Install Conda using the instructions below.

On Linux:

wget https://repo.continuum.io/miniconda/Miniconda3-latest-Linux-x86_64.sh -O miniconda.sh
chmod +x miniconda.sh
./miniconda.sh -b
export PATH=$HOME/miniconda3/bin:$PATH

On macOS:

curl https://repo.continuum.io/miniconda/Miniconda3-latest-MacOSX-x86_64.sh -L -o miniconda.sh
chmod +x miniconda.sh
./miniconda.sh -b
export PATH=$HOME/miniconda3/bin:$PATH

On Windows:

start /wait "" Miniconda3-latest-Windows-x86_64.exe /InstallationType=JustMe /RegisterPython=0 /S /D=%UserProfile%\Miniconda3

Open the Anaconda Prompt (click Start, select Anaconda Prompt). You may use other Terminals if you have already added Anaconda to your PATH.

Optional Dependencies

Some Bodo functionality may require other dependencies, as summarized in the table below. All optional dependencies except Hadoop can be installed using the commands conda install gcsfs sqlalchemy hdf5='*=*mpich*' openjdk -c conda-forge and pip install deltalake.

Functionality

Dependency

pd.read_sql / df.to_sql

sqlalchemy

HDF5

hdf5 (MPI version)

GCS I/O

gcsfs

Delta Lake

deltalake

HDFS or ADLS Gen2

hadoop (only the Hadoop client is needed)

Testing your Installation

Once you have activated your conda environment and installed Bodo in it, you can test it using the example program below. This program has two functions:

  • The function gen_data creates a sample dataset with 20,000 rows and writes to a parquet file called example1.pq.

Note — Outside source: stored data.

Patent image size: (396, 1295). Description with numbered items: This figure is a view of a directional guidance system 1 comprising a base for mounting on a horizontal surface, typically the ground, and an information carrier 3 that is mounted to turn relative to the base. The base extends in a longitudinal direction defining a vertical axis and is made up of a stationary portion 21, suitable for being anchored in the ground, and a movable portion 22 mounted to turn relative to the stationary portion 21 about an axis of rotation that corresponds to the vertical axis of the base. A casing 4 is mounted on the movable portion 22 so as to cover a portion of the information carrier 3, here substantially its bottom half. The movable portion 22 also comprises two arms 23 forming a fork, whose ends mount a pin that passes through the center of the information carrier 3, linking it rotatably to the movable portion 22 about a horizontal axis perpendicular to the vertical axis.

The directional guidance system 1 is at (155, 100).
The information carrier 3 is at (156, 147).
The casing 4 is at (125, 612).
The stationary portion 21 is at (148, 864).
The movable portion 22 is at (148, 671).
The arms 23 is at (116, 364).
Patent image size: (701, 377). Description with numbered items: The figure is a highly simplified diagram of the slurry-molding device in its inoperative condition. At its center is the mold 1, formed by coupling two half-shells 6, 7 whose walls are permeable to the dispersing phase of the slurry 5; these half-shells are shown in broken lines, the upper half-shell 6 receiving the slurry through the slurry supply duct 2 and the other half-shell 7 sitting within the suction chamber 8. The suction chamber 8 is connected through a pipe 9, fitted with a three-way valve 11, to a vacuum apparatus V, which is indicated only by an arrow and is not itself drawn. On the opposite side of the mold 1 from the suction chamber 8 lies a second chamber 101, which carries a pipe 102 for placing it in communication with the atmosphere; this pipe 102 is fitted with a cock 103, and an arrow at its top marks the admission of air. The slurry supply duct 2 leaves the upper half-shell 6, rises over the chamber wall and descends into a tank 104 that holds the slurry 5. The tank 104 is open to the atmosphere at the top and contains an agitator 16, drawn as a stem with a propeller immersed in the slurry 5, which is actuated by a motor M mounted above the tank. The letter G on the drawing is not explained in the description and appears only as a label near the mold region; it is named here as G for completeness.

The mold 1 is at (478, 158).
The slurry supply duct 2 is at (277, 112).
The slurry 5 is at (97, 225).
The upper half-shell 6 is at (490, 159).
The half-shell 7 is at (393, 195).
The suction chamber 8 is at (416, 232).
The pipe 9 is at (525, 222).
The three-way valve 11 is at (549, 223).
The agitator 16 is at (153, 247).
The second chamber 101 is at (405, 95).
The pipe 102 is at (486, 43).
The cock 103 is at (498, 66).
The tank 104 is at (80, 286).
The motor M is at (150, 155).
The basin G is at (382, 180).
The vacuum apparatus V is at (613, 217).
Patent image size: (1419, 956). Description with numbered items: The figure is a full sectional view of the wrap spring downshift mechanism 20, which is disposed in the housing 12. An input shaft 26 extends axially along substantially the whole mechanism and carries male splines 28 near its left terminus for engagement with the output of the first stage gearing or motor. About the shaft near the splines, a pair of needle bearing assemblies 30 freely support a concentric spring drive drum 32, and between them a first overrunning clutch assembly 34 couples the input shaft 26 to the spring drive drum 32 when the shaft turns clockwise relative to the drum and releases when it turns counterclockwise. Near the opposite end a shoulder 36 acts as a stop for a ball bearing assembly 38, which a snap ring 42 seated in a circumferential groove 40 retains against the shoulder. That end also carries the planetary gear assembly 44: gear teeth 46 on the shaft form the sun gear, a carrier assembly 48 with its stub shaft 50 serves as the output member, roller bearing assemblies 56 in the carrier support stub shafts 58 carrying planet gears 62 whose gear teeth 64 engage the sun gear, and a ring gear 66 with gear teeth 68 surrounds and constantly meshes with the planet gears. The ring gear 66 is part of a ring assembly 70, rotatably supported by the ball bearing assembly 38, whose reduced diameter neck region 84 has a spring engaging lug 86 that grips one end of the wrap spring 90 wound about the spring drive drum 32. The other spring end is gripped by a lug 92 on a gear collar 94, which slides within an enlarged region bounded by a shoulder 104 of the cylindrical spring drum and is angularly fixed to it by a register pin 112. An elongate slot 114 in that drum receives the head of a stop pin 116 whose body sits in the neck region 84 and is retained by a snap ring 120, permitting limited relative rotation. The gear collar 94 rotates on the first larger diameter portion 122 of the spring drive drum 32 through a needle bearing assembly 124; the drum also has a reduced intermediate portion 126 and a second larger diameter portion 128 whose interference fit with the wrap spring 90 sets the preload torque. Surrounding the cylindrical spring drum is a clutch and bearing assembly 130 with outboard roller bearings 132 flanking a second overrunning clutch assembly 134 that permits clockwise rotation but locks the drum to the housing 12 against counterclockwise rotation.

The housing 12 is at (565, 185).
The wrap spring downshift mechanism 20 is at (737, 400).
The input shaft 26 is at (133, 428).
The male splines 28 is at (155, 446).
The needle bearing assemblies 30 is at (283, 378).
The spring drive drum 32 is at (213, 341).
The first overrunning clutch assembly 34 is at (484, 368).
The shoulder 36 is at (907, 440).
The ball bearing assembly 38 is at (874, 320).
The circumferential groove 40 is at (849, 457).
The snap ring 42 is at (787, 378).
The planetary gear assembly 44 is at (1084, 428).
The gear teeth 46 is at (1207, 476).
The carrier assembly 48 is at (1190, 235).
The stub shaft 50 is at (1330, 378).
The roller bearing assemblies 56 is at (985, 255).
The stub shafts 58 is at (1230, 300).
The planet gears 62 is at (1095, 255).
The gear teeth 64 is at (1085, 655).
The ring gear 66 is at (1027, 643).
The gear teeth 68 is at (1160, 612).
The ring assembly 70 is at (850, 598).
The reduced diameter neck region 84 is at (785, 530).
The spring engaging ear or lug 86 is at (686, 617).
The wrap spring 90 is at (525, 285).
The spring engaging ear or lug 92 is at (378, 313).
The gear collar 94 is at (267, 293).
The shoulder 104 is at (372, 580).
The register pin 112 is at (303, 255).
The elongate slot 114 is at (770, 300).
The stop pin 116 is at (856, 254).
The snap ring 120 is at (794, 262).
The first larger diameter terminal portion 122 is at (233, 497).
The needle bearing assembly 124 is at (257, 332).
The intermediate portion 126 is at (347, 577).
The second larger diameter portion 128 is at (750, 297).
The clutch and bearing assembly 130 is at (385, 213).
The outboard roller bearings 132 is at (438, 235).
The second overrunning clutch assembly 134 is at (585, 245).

  • The function test reads example1.pq and performs multiple computations on it.

import bodo
import pandas as pd
import numpy as np
import time

@bodo.jit
def gen_data():
    NUM_GROUPS = 30
    NUM_ROWS = 20_000_000
    df = pd.DataFrame({
        "A": np.arange(NUM_ROWS) % NUM_GROUPS,
        "B": np.arange(NUM_ROWS)
    })
    df.to_parquet("example1.pq")

@bodo.jit
def test():
    df = pd.read_parquet("example1.pq")
    t0 = time.time()
    df2 = df.groupby("A")["B"].agg(
        (lambda a: (a==1).sum(), lambda a: (a==2).sum(), lambda a: (a==3).sum())
    )
    m = df2.mean()
    print("Result:", m, "\nCompute time:", time.time() - t0, "secs")

gen_data()
test()

Save this code in a file called example.py, and run it on a single core as follows:

python example.py

Alternatively, to run the code on four cores, you can use mpiexec:

$ mpiexec -n 4 python example.py

You may need to delete example1.pq between consecutive runs.